With the enormous growth in digital audiovisual (AV) information in our life, there is an important need for tools which enable describing the AV content information. In this context, the MPEG-7 standard was developed in order to provide a set of standardized description tools which generate metadata about AV content. However, before any content-based manipulations, the hierarchical structure of video must be determined. This process is known as shot boundary detection or in other case scene change detection. In this paper, an old and reliable method based on local histogram has been used to implement shot cut detector for real-time applications. Since software implementation on PC is not suitable for this algorithm due to the sequential treatments of the processor, we have used an FPGA-based platform.

Introduction

Video data is becoming very important in many application domains such as digital broadcasting, interactive-TV, video-on-demand, computer-based training, and multi-media processing tools. Furthermore the development of the hardware technology and communications infrastructure has made automatic analyzing of video content very challenging.

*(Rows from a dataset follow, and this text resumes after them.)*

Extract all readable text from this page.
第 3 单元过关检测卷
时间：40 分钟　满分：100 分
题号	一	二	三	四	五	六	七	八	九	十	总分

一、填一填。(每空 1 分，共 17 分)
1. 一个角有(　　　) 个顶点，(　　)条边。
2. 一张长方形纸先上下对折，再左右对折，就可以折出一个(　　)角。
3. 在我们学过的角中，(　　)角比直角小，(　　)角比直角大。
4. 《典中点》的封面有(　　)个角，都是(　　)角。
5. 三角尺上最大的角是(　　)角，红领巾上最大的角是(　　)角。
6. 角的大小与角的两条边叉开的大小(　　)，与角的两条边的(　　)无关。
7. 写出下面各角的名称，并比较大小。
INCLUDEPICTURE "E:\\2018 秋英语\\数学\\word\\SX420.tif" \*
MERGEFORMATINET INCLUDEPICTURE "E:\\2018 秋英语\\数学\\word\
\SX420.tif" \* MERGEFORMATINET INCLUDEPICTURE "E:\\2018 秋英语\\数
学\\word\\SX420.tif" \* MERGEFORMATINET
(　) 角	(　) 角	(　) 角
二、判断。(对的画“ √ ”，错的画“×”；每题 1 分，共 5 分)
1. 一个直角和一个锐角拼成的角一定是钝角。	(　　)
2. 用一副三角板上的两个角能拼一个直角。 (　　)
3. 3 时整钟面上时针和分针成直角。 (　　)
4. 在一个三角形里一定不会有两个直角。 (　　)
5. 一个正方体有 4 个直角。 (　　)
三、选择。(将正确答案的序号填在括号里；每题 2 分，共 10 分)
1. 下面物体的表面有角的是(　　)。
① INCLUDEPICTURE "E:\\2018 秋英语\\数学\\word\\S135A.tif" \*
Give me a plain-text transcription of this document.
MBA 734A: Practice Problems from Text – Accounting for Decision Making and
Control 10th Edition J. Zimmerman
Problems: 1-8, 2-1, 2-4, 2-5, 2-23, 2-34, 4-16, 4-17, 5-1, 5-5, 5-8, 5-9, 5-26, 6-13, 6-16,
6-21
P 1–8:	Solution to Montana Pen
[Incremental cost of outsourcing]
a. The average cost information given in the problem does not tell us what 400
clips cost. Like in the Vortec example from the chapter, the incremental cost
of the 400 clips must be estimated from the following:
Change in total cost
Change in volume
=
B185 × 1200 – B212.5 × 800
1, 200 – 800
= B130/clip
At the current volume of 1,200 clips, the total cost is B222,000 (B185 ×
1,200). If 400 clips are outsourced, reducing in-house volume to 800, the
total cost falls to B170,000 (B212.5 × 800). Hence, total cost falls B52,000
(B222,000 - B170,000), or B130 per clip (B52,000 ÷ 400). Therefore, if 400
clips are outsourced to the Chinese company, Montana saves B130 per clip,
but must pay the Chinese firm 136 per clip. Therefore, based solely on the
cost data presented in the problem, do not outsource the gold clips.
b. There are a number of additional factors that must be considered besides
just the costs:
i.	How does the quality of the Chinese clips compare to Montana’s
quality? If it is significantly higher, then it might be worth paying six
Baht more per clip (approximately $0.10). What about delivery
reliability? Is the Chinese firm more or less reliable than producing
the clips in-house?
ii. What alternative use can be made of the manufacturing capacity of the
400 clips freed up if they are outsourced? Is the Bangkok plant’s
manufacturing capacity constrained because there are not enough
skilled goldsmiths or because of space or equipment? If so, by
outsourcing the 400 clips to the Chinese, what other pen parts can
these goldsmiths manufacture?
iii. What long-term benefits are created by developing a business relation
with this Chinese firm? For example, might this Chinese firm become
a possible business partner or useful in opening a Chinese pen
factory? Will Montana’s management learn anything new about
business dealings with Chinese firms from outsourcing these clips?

In this work, which is part of a project thesis, we present the different steps of the hardware implementation of shot cut detector based on local histogram algorithm. This old and reliable approach is a descriptor in the MPEG-7 standard. The objective of the MPEG-7 (“Multimedia Content Description Interface”) standard is to specify a standard set of descriptors and description schemes for describing the content of AV information. It specially standardizes a number of description tools which describe AV content ranging from low-level features to high level semantic information. In other words, it provides a set of standardized description tools which generate metadata (data about data) about AV content by extracting information of interest from it, to facilitate a variety of applications including image and scene retrieval [1]. In this context, the local histogram approach constitutes a low-level feature which is utilized for video segmentation and image and scene retrieval. In order to develop any content-based manipulations on video information, hierarchical structure must be determined. In this way, a standard hierarchical video model was defined as shown in Fig. 1. This model is composed of some elementary units as scenes, shots, and frames. In this structure a shot is defined as an unbroken sequence of frames from a single camera, where a scene is a set of shots with semantic link, location unit and action unit [2].

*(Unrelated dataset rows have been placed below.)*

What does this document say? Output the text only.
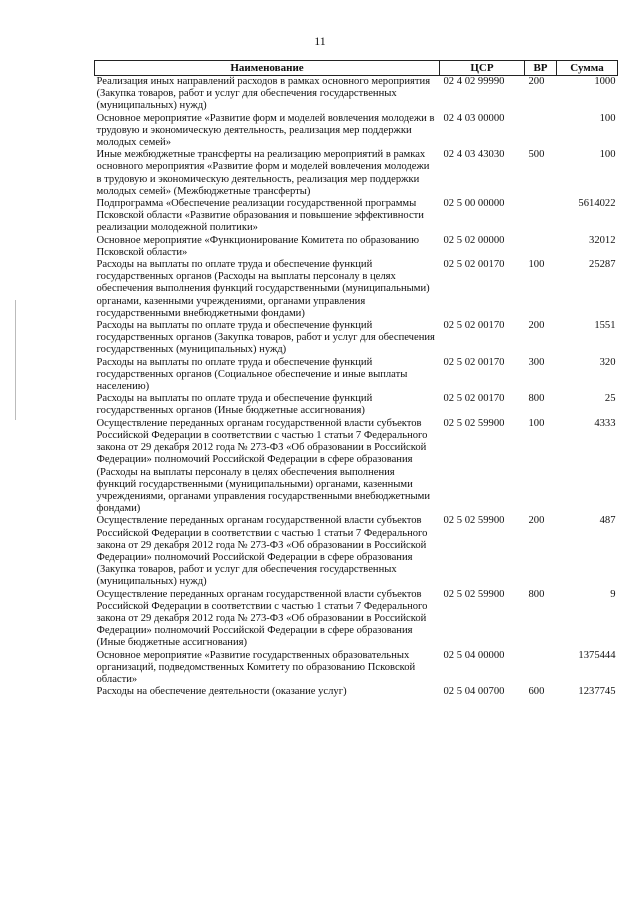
11
Наименование	ЦСР	ВР	Сумма
Реализация иных направлений расходов в рамках основного мероприятия (Закупка товаров, работ и услуг для обеспечения государственных (муниципальных) нужд)	02 4 02 99990	200	1000
Основное мероприятие «Развитие форм и моделей вовлечения молодежи в трудовую и экономическую деятельность, реализация мер поддержки молодых семей»	02 4 03 00000		100
Иные межбюджетные трансферты на реализацию мероприятий в рамках основного мероприятия «Развитие форм и моделей вовлечения молодежи в трудовую и экономическую деятельность, реализация мер поддержки молодых семей» (Межбюджетные трансферты)	02 4 03 43030	500	100
Подпрограмма «Обеспечение реализации государственной программы Псковской области «Развитие образования и повышение эффективности реализации молодежной политики»	02 5 00 00000		5614022
Основное мероприятие «Функционирование Комитета по образованию Псковской области»	02 5 02 00000		32012
Расходы на выплаты по оплате труда и обеспечение функций государственных органов (Расходы на выплаты персоналу в целях обеспечения выполнения функций государственными (муниципальными) органами, казенными учреждениями, органами управления государственными внебюджетными фондами)	02 5 02 00170	100	25287
Расходы на выплаты по оплате труда и обеспечение функций государственных органов (Закупка товаров, работ и услуг для обеспечения государственных (муниципальных) нужд)	02 5 02 00170	200	1551
Расходы на выплаты по оплате труда и обеспечение функций государственных органов (Социальное обеспечение и иные выплаты населению)	02 5 02 00170	300	320
Расходы на выплаты по оплате труда и обеспечение функций государственных органов (Иные бюджетные ассигнования)	02 5 02 00170	800	25
Осуществление переданных органам государственной власти субъектов Российской Федерации в соответствии с частью 1 статьи 7 Федерального закона от 29 декабря 2012 года № 273-ФЗ «Об образовании в Российской Федерации» полномочий Российской Федерации в сфере образования (Расходы на выплаты персоналу в целях обеспечения выполнения функций государственными (муниципальными) органами, казенными учреждениями, органами управления государственными внебюджетными фондами)	02 5 02 59900	100	4333
Осуществление переданных органам государственной власти субъектов Российской Федерации в соответствии с частью 1 статьи 7 Федерального закона от 29 декабря 2012 года № 273-ФЗ «Об образовании в Российской Федерации» полномочий Российской Федерации в сфере образования (Закупка товаров, работ и услуг для обеспечения государственных (муниципальных) нужд)	02 5 02 59900	200	487
Осуществление переданных органам государственной власти субъектов Российской Федерации в соответствии с частью 1 статьи 7 Федерального закона от 29 декабря 2012 года № 273-ФЗ «Об образовании в Российской Федерации» полномочий Российской Федерации в сфере образования (Иные бюджетные ассигнования)	02 5 02 59900	800	9
Основное мероприятие «Развитие государственных образовательных организаций, подведомственных Комитету по образованию Псковской области»	02 5 04 00000		1375444
Расходы на обеспечение деятельности (оказание услуг)	02 5 04 00700	600	1237745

In produced video such as television or movies, shots are separated by different types of transitions, or boundaries. Although well known video editing programs such as Adobe Premiere or Ulead Media Studio provide more than 100 different types of edits, we classify in general transition effects into two categories [3]. The simplest transition is a cut, an abrupt shot change that occurs between two consecutive frames. Gradual transition such as fades and dissolves are more complex. Shot boundaries are fades when the frames of the shot gradually change from or to black, and can be dissolved when the frames of the first shot are gradually morphed into the frames of the second [4]. Fig. 2 shows an example of transition effects.

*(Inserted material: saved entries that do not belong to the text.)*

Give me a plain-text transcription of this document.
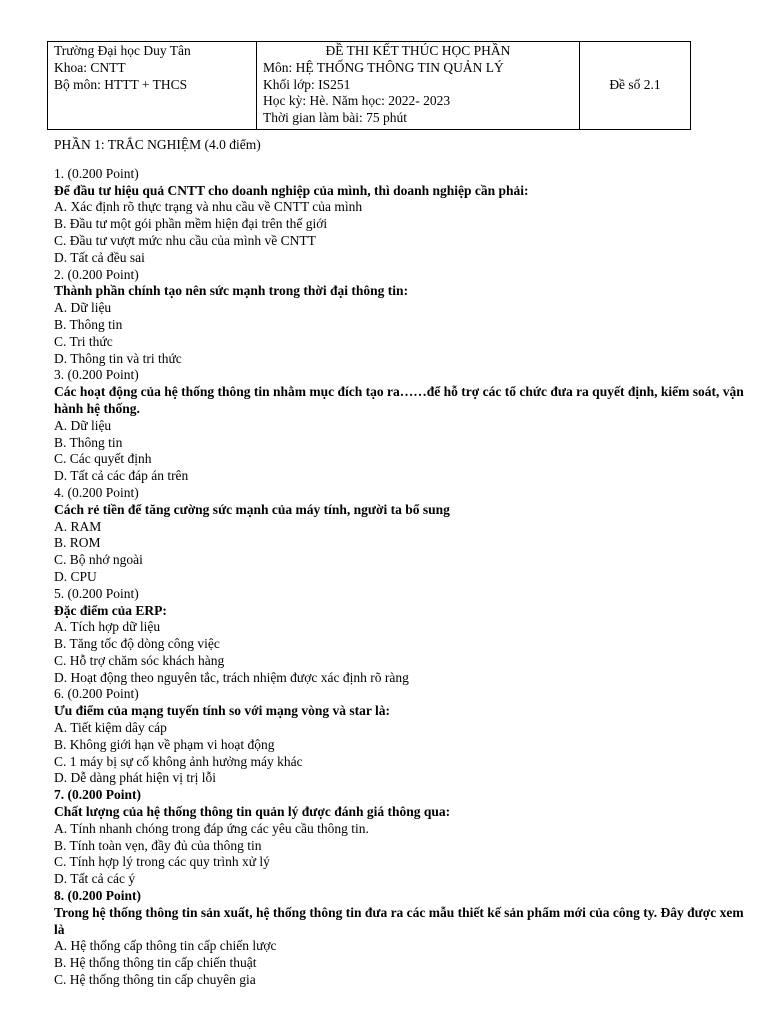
Trường Đại học Duy Tân
Khoa: CNTT
Bộ môn: HTTT + THCS

ĐỀ THI KẾT THÚC HỌC PHẦN
Môn: HỆ THỐNG THÔNG TIN QUẢN LÝ
Khối lớp: IS251
Học kỳ: Hè. Năm học: 2022- 2023
Thời gian làm bài: 75 phút
	Đề số 2.1
PHẦN 1: TRẮC NGHIỆM (4.0 điểm)
1. (0.200 Point)
Để đầu tư hiệu quả CNTT cho doanh nghiệp của mình, thì doanh nghiệp cần phải:
A. Xác định rõ thực trạng và nhu cầu về CNTT của mình
B. Đầu tư một gói phần mềm hiện đại trên thế giới
C. Đầu tư vượt mức nhu cầu của mình về CNTT
D. Tất cả đều sai
2. (0.200 Point)
Thành phần chính tạo nên sức mạnh trong thời đại thông tin:
A. Dữ liệu
B. Thông tin
C. Tri thức
D. Thông tin và tri thức
3. (0.200 Point)
Các hoạt động của hệ thống thông tin nhằm mục đích tạo ra……để hỗ trợ các tổ chức đưa ra quyết định, kiểm soát, vận hành hệ thống.
A. Dữ liệu
B. Thông tin
C. Các quyết định
D. Tất cả các đáp án trên
4. (0.200 Point)
Cách rẻ tiền để tăng cường sức mạnh của máy tính, người ta bổ sung
A. RAM
B. ROM
C. Bộ nhớ ngoài
D. CPU
5. (0.200 Point)
Đặc điểm của ERP:
A. Tích hợp dữ liệu
B. Tăng tốc độ dòng công việc
C. Hỗ trợ chăm sóc khách hàng
D. Hoạt động theo nguyên tắc, trách nhiệm được xác định rõ ràng
6. (0.200 Point)
Ưu điểm của mạng tuyến tính so với mạng vòng và star là:
A. Tiết kiệm dây cáp
B. Không giới hạn về phạm vi hoạt động
C. 1 máy bị sự cố không ảnh hưởng máy khác
D. Dễ dàng phát hiện vị trị lỗi
7. (0.200 Point)
Chất lượng của hệ thống thông tin quản lý được đánh giá thông qua:
A. Tính nhanh chóng trong đáp ứng các yêu cầu thông tin.
B. Tính toàn vẹn, đầy đủ của thông tin
C. Tính hợp lý trong các quy trình xử lý
D. Tất cả các ý
8. (0.200 Point)
Trong hệ thống thông tin sản xuất, hệ thống thông tin đưa ra các mẫu thiết kế sản phẩm mới của công ty. Đây được xem là
A. Hệ thống cấp thông tin cấp chiến lược
B. Hệ thống thông tin cấp chiến thuật
C. Hệ thống thông tin cấp chuyên gia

Most of the existing methods of video segmentation have to challenge the difficulty of finding shot boundaries in the presence of a camera or object motion and illumination variations which can lead to false detection. In other cases, frames that have different structures but similar color distributions can give a missed detection [5]. The study of the state of the art shows that several methods for SBD were proposed. These methods can operate in different environments such as temporal, frequency, uncompressed and compressed domains.

On the other hand, Dailianas and Lefèvre [6], [7] have distinguished two classes of methods: Those which could be done off-line and have high complexity, and others which are dedicated for real-time applications. In this case, some constraints have to be taken into account. In this paper we have used an old and reliable method based on local histogram and proposed by Nagasaka and Tanaka [8]. They have divided each frame into 16 blocks and computed local histogram before evaluating a difference metric. Histogram-based methods have shown a good performance for shot cut detection.

To operate in real-time condition, computational time of the difference metric mustn't exceed the blanking time which is about 2 ms. Since software implementation on PC is not suitable for the local histogram algorithm due to the serial architecture of the microprocessor, we have designed our system on a hardware platform based on Virtex xcv800 FPGA.

This paper is organized as follows. In Section 2 we present the different methods proposed for the detection of the abrupt shot changes. Section 3 describes the specifications of the local histogram method which we tested on a set of video sequences, in different color spaces, different types of quantization and different formats of sub-sampling. The concept of the hardware design and the interpretation of the hardware implementation results are presented in Section 4. Finally Section 5 brings the conclusions and the future works.

Section snippets

Related work

An important variety of shot boundary detection algorithms was proposed in the last decade. The study of the current state of the art shows that we can classify these algorithms into three generations. The first generation concerns methods which measure distance of similarity between adjacent frames by using elementary features extraction such as pixel differences, global and local histogram differences, motion compensated pixel differences and DCT coefficient differences [9], [10], [11], [12].

Local histogram specifications

The color histogram for an image is constructed by counting the number of pixels of each color. More formally, the color histogram is defined as the probability mass function of the image intensities.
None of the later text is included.